In tutto questo luccicare di abiti, sorrisi a trentadue denti e smancerie che sconfinano troppo spesso nella leccata di culo vera e propria, i grandi assenti sono i contenuti. I grandi cavalli di battaglia sono l’argine all’ascesa dei comunisti nel ’94 e l’incompetenza attuale dei grillini, vero pericolo per il nostro paese, ai quali solo Silvio può frapporsi per evitare una deriva giustizialista e pauperista.

Tutto condivisibile, se non fosse che necessiterebbe almeno di una piccola contestualizzazione e qualche dato a supporto di queste tesi: dati che puntualmente non arrivano. Un altro grande leit motiv è la rivoluzione liberale, per rendere l’Italia finalmente un paese moderno e sgravato dai residuali di una Prima Repubblica spendacciona, farraginosa ed eccessivamente burocratizzata: a nessuno però sembra venire in mente che questa rivoluzione, al netto di solidissime ad ampie maggioranze parlamentari, non è mai stata nemmeno intrapresa.

Il motivo? Colpa degli alleati inaffidabili, ovviamente. Di una preparazione culturale a supporto di queste teorie, poi, nemmeno l’ombra. Al massimo può capitare di sentire nominare Milton Friedman, ovviamente senza averlo letto, ma solo perché ne ha parlato “il presidente”, e come se tutta questa mancanza di spessore non bastasse, ne ha parlato in un breve passaggio da Barbara d’Urso. E così il berluschino medio, tra un’accusa alle toghe rosse ed una a Travaglio, porta avanti la convinzione che Silvio resti l’unico grande politico in grado di fare il bene dell’Italia, perché, ovviamente, è stato un grande imprenditore.

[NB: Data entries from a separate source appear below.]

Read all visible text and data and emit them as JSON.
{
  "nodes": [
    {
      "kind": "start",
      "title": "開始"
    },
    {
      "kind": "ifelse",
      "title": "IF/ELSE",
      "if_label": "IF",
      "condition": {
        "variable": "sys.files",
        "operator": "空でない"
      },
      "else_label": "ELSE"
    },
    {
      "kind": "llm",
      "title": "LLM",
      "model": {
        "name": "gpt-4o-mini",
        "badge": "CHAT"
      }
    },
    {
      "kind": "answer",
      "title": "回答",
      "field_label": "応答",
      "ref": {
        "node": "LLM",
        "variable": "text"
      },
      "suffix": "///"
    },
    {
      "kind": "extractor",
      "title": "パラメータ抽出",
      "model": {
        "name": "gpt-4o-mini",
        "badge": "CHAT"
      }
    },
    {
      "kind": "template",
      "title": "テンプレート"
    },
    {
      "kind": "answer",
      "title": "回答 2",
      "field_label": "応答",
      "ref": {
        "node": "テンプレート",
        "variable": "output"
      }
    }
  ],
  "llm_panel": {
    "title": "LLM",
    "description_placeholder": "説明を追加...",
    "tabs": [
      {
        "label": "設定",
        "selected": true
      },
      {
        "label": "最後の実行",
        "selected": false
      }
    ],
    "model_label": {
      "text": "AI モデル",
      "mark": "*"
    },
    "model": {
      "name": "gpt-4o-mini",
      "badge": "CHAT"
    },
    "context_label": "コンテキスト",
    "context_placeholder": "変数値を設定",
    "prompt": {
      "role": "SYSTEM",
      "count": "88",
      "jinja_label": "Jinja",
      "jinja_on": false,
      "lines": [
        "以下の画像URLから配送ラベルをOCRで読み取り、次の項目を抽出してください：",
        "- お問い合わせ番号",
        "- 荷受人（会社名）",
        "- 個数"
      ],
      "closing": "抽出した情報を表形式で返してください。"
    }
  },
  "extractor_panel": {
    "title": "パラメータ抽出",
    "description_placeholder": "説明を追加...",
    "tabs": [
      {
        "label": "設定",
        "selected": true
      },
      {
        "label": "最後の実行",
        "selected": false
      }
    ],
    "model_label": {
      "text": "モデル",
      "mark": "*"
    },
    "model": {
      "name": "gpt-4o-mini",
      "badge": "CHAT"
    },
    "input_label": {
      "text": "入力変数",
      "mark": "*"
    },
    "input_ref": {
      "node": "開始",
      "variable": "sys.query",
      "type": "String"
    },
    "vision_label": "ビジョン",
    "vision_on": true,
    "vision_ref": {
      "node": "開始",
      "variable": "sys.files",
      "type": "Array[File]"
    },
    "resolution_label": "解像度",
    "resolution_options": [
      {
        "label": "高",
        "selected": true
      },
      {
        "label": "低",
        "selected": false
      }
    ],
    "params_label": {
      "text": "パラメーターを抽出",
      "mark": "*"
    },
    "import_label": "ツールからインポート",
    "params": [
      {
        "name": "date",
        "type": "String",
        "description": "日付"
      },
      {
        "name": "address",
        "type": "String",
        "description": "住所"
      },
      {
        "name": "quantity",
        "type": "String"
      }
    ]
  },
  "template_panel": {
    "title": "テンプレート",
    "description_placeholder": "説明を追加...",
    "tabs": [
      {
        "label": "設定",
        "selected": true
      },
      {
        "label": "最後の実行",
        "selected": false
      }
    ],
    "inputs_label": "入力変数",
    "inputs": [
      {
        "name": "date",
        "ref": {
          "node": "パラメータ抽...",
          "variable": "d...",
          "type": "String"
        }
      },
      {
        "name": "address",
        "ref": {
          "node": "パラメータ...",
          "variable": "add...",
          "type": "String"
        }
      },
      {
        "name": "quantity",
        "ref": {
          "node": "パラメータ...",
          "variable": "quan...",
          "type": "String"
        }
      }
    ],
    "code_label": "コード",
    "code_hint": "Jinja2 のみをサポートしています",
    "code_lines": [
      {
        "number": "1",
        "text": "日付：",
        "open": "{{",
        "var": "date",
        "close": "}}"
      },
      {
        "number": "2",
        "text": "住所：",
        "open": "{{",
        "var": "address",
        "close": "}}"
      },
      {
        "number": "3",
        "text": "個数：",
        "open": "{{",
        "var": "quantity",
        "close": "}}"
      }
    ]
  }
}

A nessuno, però, pare passare per la testa che negli ultimi tempi la figura di Silvio è passata da quella del self made man che scende in politica e rompe ogni schema a quella di figura affidabile per i vari Scalfari e Santoro, nonché perfino dei centri di potere di quella Unione Europea, Merkel compresa, che fino a pochi anni fa sfidava a gran voce. Nella testa dei berluschini tutto questo appare regolare e sensato, come se facesse parte di un grande piano che a loro non è dato conoscere fino in fondo.

Ed ecco che, in periodo di campagna elettorale, il berluschino si trova a diventare turista: un continuo girovagare tra cene, presentazioni, inaugurazioni di comitati e nuove sedi di partito, dove non mancano le foto e i selfie di rito da postare su Facebook con l’ex ministro o il capo corrente di turno, abbracciati e sorridenti, incastrati in abiti ed espressioni costruite che ne fanno, più che delle giovani energie dalle quali ripartire, dei ferri vecchi dai quali liberarsi al più presto.

Capita anche di vederli agitare mani, braccia e smartphones al passaggio del “presidente” o della Mariastella (il famosissimo Ministro dell’istruzione, ora vera luogotenente del partito al Nord), con una passione che nemmeno ai concerti delle rockstar è facile percepire. Perché i berluschini, in fondo, non sono altro che dei “giovani-vecchi”, e come tali ragionano. Rappresentano, in qualche modo, la decadenza di una politica da avanspettacolo che è sempre più il simulacro di un passato che non c’è più, e ne sono la caricatura che nessuno sperava di vedere.